Typically when you use the corenlp annotation pipeline for say NER you would write the following code
Properties props = new Properties();
props.put("annotators", "tokenize, ssplit, pos, lemma, ner");
StanfordCoreNLP pipeline = new StanfordCoreNLP(props);
pipeline.annotate(document);
I would like to perform sentence splitting i.e. ssplit
in the above pipeline. But then I would like to remove sentences that are too long before I continue the rest of the pipeline. What I have been doing is performing sentence splitting, filtering the sentences by length, then performing NER by applying the entire pipeline i.e. tokenize, ssplit, pos, lemma, ner
. So essentially I have performed tokenize
and ssplit
twice. Is there a more efficient way of doing this? For example performing tokenize
and ssplit
then pausing the pipeline to remove sentences that are too long, then resume the pipeline with pos
, lemma
, and ner
.
You can create two pipeline objects, with the second one taking the later annotators.

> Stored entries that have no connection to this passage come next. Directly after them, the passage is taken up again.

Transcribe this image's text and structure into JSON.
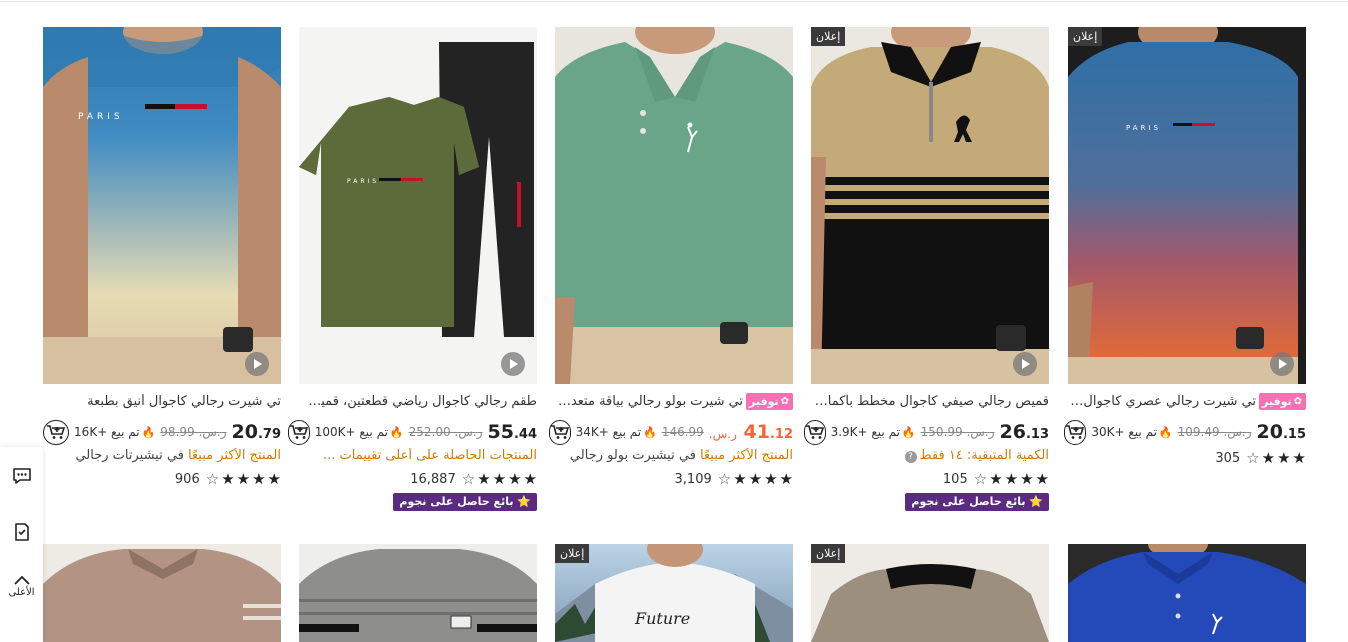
{
  "currency": "ر.س.",
  "ad_label": "إعلان",
  "save_label": "توفير",
  "seller_badge_label": "بائع حاصل على نجوم",
  "side_tools": {
    "top_label": "الأعلى"
  },
  "products": [
    {
      "title": "تي شيرت رجالي كاجوال أنيق بطبعة",
      "price_main": "20",
      "price_dec": ".79",
      "old_price": "98.99",
      "sold": "تم بيع +16K",
      "tag": "المنتج الأكثر مبيعًا",
      "tag_grey": " في تيشيرتات رجالي",
      "rating_count": "906",
      "stars": 4.5,
      "has_save": false,
      "is_ad": false,
      "has_seller_badge": false,
      "has_play": true,
      "sale_price": false
    },
    {
      "title": "طقم رجالي كاجوال رياضي قطعتين، قميص...",
      "price_main": "55",
      "price_dec": ".44",
      "old_price": "252.00",
      "sold": "تم بيع +100K",
      "tag": "المنتجات الحاصلة على أعلى تقييمات ...",
      "tag_grey": "",
      "rating_count": "16,887",
      "stars": 4.5,
      "has_save": false,
      "is_ad": false,
      "has_seller_badge": true,
      "has_play": true,
      "sale_price": false
    },
    {
      "title": "تي شيرت بولو رجالي بياقة متعدد...",
      "price_main": "41",
      "price_dec": ".12",
      "old_price": "146.99",
      "sold": "تم بيع +34K",
      "tag": "المنتج الأكثر مبيعًا",
      "tag_grey": " في تيشيرت بولو رجالي",
      "rating_count": "3,109",
      "stars": 4.5,
      "has_save": true,
      "is_ad": false,
      "has_seller_badge": false,
      "has_play": false,
      "sale_price": true
    },
    {
      "title": "قميص رجالي صيفي كاجوال مخطط بأكمام...",
      "price_main": "26",
      "price_dec": ".13",
      "old_price": "150.99",
      "sold": "تم بيع +3.9K",
      "tag": "الكمية المتبقية: ١٤ فقط",
      "tag_grey": "",
      "rating_count": "105",
      "stars": 4.5,
      "has_save": false,
      "is_ad": true,
      "has_seller_badge": true,
      "has_play": true,
      "sale_price": false
    },
    {
      "title": "تي شيرت رجالي عصري كاجوال - ...",
      "price_main": "20",
      "price_dec": ".15",
      "old_price": "109.49",
      "sold": "تم بيع +30K",
      "tag": "",
      "tag_grey": "",
      "rating_count": "305",
      "stars": 3.5,
      "has_save": true,
      "is_ad": true,
      "has_seller_badge": false,
      "has_play": true,
      "sale_price": false
    }
  ],
  "second_row_ads": [
    false,
    false,
    true,
    true,
    false
  ]
}
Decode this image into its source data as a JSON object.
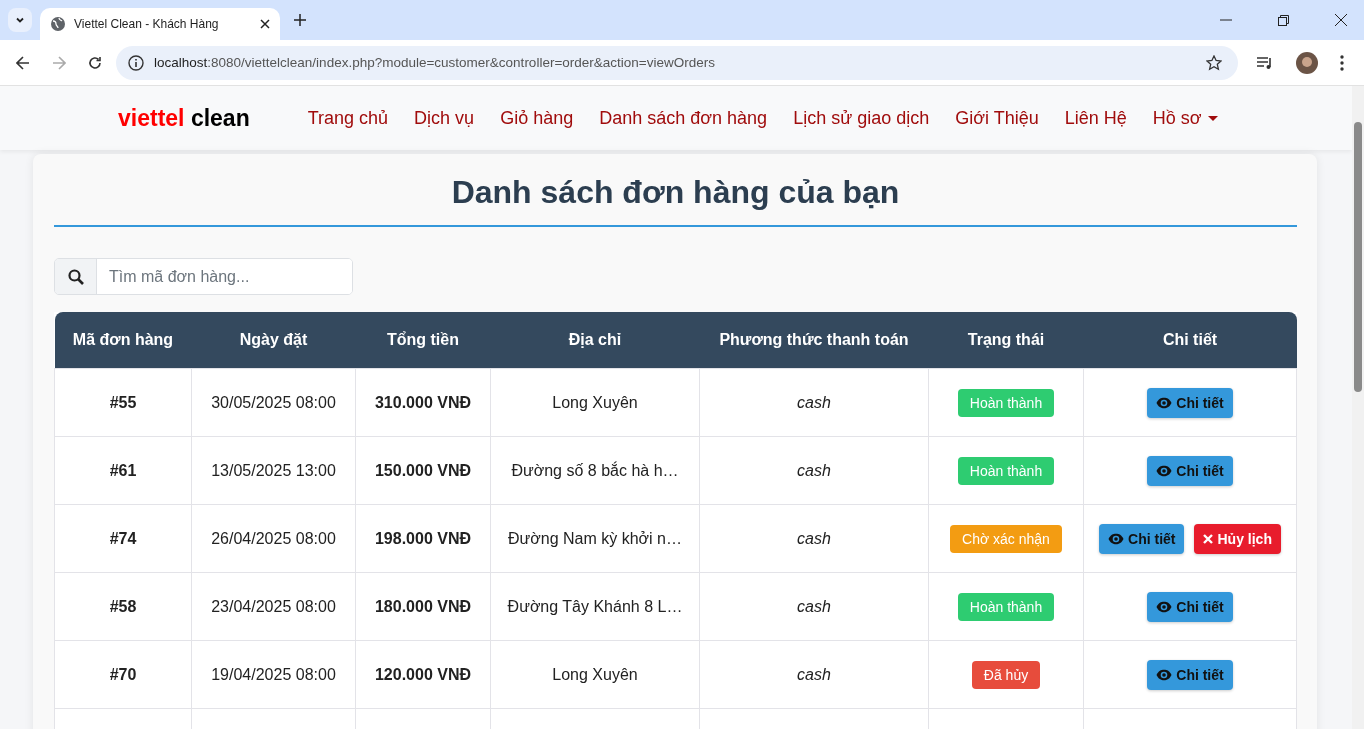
{
  "browser": {
    "tab_title": "Viettel Clean - Khách Hàng",
    "url_host": "localhost",
    "url_rest": ":8080/viettelclean/index.php?module=customer&controller=order&action=viewOrders"
  },
  "navbar": {
    "brand_red": "viettel",
    "brand_black": "clean",
    "links": [
      {
        "label": "Trang chủ"
      },
      {
        "label": "Dịch vụ"
      },
      {
        "label": "Giỏ hàng"
      },
      {
        "label": "Danh sách đơn hàng"
      },
      {
        "label": "Lịch sử giao dịch"
      },
      {
        "label": "Giới Thiệu"
      },
      {
        "label": "Liên Hệ"
      },
      {
        "label": "Hồ sơ",
        "dropdown": true
      }
    ]
  },
  "page": {
    "title": "Danh sách đơn hàng của bạn",
    "search": {
      "placeholder": "Tìm mã đơn hàng..."
    }
  },
  "table": {
    "columns": [
      "Mã đơn hàng",
      "Ngày đặt",
      "Tổng tiền",
      "Địa chỉ",
      "Phương thức thanh toán",
      "Trạng thái",
      "Chi tiết"
    ],
    "rows": [
      {
        "id": "#55",
        "date": "30/05/2025 08:00",
        "total": "310.000 VNĐ",
        "address": "Long Xuyên",
        "payment": "cash",
        "status": {
          "label": "Hoàn thành",
          "kind": "done"
        },
        "actions": [
          {
            "label": "Chi tiết",
            "kind": "view"
          }
        ]
      },
      {
        "id": "#61",
        "date": "13/05/2025 13:00",
        "total": "150.000 VNĐ",
        "address": "Đường số 8 bắc hà h…",
        "payment": "cash",
        "status": {
          "label": "Hoàn thành",
          "kind": "done"
        },
        "actions": [
          {
            "label": "Chi tiết",
            "kind": "view"
          }
        ]
      },
      {
        "id": "#74",
        "date": "26/04/2025 08:00",
        "total": "198.000 VNĐ",
        "address": "Đường Nam kỳ khởi n…",
        "payment": "cash",
        "status": {
          "label": "Chờ xác nhận",
          "kind": "pending"
        },
        "actions": [
          {
            "label": "Chi tiết",
            "kind": "view"
          },
          {
            "label": "Hủy lịch",
            "kind": "cancel"
          }
        ]
      },
      {
        "id": "#58",
        "date": "23/04/2025 08:00",
        "total": "180.000 VNĐ",
        "address": "Đường Tây Khánh 8 L…",
        "payment": "cash",
        "status": {
          "label": "Hoàn thành",
          "kind": "done"
        },
        "actions": [
          {
            "label": "Chi tiết",
            "kind": "view"
          }
        ]
      },
      {
        "id": "#70",
        "date": "19/04/2025 08:00",
        "total": "120.000 VNĐ",
        "address": "Long Xuyên",
        "payment": "cash",
        "status": {
          "label": "Đã hủy",
          "kind": "cancelled"
        },
        "actions": [
          {
            "label": "Chi tiết",
            "kind": "view"
          }
        ]
      }
    ]
  }
}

So:
Properties props = new Properties();
props.put("annotators", "tokenize, ssplit");
StanfordCoreNLP pipeline = new StanfordCoreNLP(props);
pipeline.annotate(document);
Followed by:
Properties props = new Properties();
props.put("annotators", "pos, lemma, ner");
StanfordCoreNLP pipeline = new StanfordCoreNLP(props, false);
pipeline.annotate(document);
Note, of course, that some of the annotations (e.g., character offsets) will be unintuitive if you delete intermediate sentences.